I’m so amazingly proud of myself for this, I can’t even tell you.

badge making

Chloe, May 2013

So I’ve handed in my notice to Bird. She’s gutted, but she understands. She hasn’t told me she hates me, like I thought she might, and even the threat of someone hating me didn’t stop me doing what I know I needed to do. I know in my heart that I put my heart and soul into making my own shop work, as well as doing my part in making Bird’s Yard work.

My shop has been a success – I haven’t made a fortune, but I’ve helped people to find presents and cards, the right piece of jewellery for an event or outfit, supported other jewellery makers and artists to get into business themselves. I’ve learnt a lot of lessons about retail, business and working with other people, and at the end of the day, I’m not cut out for retail. It’s a cut throat business, where profit margins are more important than helping people.

So what am I going to do? I’m going to carry on selling online, I’m going to be a travelling salesperson of a sort (that’s a story for another day) and I’ve already started researching becoming an art therapist again – apparently you can get onto the course with a Psychology degree now, so maybe having a shop for three years was a good way to wait.

cakey08 (28)

Near Fab Cafe, 2007

What I definitely want to do is start encouraging adults to be more playful.
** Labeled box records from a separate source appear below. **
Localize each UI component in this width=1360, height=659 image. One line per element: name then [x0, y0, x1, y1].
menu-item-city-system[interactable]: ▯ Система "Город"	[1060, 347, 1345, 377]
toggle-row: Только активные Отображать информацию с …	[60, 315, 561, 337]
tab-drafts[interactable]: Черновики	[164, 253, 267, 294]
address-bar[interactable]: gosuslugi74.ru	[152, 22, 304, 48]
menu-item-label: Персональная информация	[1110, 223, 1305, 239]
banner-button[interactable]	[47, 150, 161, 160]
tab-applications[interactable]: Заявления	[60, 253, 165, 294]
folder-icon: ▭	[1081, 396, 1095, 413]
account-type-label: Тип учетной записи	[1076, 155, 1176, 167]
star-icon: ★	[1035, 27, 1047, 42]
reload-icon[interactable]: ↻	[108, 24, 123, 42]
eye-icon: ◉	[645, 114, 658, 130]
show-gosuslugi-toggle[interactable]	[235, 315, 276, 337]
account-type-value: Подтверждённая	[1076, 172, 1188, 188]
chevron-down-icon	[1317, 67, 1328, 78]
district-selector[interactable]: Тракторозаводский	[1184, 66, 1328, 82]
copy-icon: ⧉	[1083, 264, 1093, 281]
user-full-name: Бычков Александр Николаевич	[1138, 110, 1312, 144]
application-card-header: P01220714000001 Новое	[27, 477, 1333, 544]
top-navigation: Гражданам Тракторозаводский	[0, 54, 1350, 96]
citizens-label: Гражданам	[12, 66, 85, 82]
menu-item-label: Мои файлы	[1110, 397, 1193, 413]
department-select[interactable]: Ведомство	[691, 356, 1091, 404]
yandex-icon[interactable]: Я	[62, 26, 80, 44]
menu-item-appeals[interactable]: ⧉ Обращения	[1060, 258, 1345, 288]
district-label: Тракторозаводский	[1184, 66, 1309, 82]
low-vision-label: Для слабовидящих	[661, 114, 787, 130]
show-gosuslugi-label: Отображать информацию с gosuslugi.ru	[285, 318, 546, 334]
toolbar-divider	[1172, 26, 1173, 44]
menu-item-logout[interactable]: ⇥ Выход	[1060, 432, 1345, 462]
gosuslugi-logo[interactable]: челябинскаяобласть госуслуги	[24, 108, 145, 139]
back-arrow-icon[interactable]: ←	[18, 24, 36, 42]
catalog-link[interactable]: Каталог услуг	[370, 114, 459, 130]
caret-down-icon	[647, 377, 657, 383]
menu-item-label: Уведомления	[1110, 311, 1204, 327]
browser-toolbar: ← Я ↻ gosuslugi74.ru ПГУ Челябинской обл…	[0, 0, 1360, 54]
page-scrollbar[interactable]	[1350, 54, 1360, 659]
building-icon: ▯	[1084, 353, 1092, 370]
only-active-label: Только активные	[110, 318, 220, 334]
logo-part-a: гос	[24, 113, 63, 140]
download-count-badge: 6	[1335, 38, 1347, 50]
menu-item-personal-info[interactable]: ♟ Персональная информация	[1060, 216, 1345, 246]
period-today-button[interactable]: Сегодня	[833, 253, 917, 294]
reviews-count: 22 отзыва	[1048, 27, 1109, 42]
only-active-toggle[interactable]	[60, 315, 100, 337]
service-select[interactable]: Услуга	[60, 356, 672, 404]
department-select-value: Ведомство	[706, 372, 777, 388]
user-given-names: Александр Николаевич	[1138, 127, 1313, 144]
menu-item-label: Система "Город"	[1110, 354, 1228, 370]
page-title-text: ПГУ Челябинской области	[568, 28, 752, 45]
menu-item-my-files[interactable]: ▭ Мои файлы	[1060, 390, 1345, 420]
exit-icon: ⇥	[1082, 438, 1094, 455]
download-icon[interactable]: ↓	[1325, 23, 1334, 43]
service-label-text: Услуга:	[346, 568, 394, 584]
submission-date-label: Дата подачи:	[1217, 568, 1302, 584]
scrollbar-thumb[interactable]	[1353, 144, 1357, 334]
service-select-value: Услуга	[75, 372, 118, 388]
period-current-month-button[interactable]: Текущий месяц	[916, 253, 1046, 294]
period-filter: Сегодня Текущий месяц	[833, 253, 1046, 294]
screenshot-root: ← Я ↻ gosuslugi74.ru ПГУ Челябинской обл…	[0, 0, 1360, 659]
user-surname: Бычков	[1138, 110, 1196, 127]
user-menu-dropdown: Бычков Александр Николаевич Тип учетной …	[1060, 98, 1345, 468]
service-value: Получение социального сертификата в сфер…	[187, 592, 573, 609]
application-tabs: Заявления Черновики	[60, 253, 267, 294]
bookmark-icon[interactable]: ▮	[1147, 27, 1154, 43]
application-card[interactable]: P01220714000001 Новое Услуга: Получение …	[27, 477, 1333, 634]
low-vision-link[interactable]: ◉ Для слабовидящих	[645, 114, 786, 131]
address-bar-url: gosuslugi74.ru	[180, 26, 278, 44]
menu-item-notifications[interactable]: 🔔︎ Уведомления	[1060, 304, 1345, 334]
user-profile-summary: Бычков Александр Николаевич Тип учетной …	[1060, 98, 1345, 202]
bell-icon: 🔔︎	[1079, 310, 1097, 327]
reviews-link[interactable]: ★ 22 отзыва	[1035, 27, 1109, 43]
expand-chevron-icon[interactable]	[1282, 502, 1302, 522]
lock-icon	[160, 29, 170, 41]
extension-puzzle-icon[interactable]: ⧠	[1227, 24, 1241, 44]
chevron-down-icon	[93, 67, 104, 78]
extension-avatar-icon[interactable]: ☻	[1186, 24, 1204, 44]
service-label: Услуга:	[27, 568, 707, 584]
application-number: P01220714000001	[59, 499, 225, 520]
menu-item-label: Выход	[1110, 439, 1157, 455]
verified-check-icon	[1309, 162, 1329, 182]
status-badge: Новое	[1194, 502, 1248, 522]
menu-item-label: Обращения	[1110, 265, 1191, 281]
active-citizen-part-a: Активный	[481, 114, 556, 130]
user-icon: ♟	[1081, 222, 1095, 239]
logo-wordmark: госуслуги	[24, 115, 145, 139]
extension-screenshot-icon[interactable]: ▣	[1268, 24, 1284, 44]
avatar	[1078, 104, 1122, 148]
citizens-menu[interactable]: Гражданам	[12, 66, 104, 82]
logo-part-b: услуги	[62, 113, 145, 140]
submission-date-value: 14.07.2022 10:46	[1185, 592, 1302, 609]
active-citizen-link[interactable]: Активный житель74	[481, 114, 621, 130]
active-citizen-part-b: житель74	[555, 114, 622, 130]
Looking over this post, I’ve done a lot of carework, as well as playing, and I want to bring those two needs together and make sure other people can find their own playfulness. Maybe it won’t mean becoming an art therapist…all I really know for sure is that I want to work in a way which makes other people happy, as those jobs where I’ve helped other people have coincided with the happiest times, as well as all the drawing and giggling.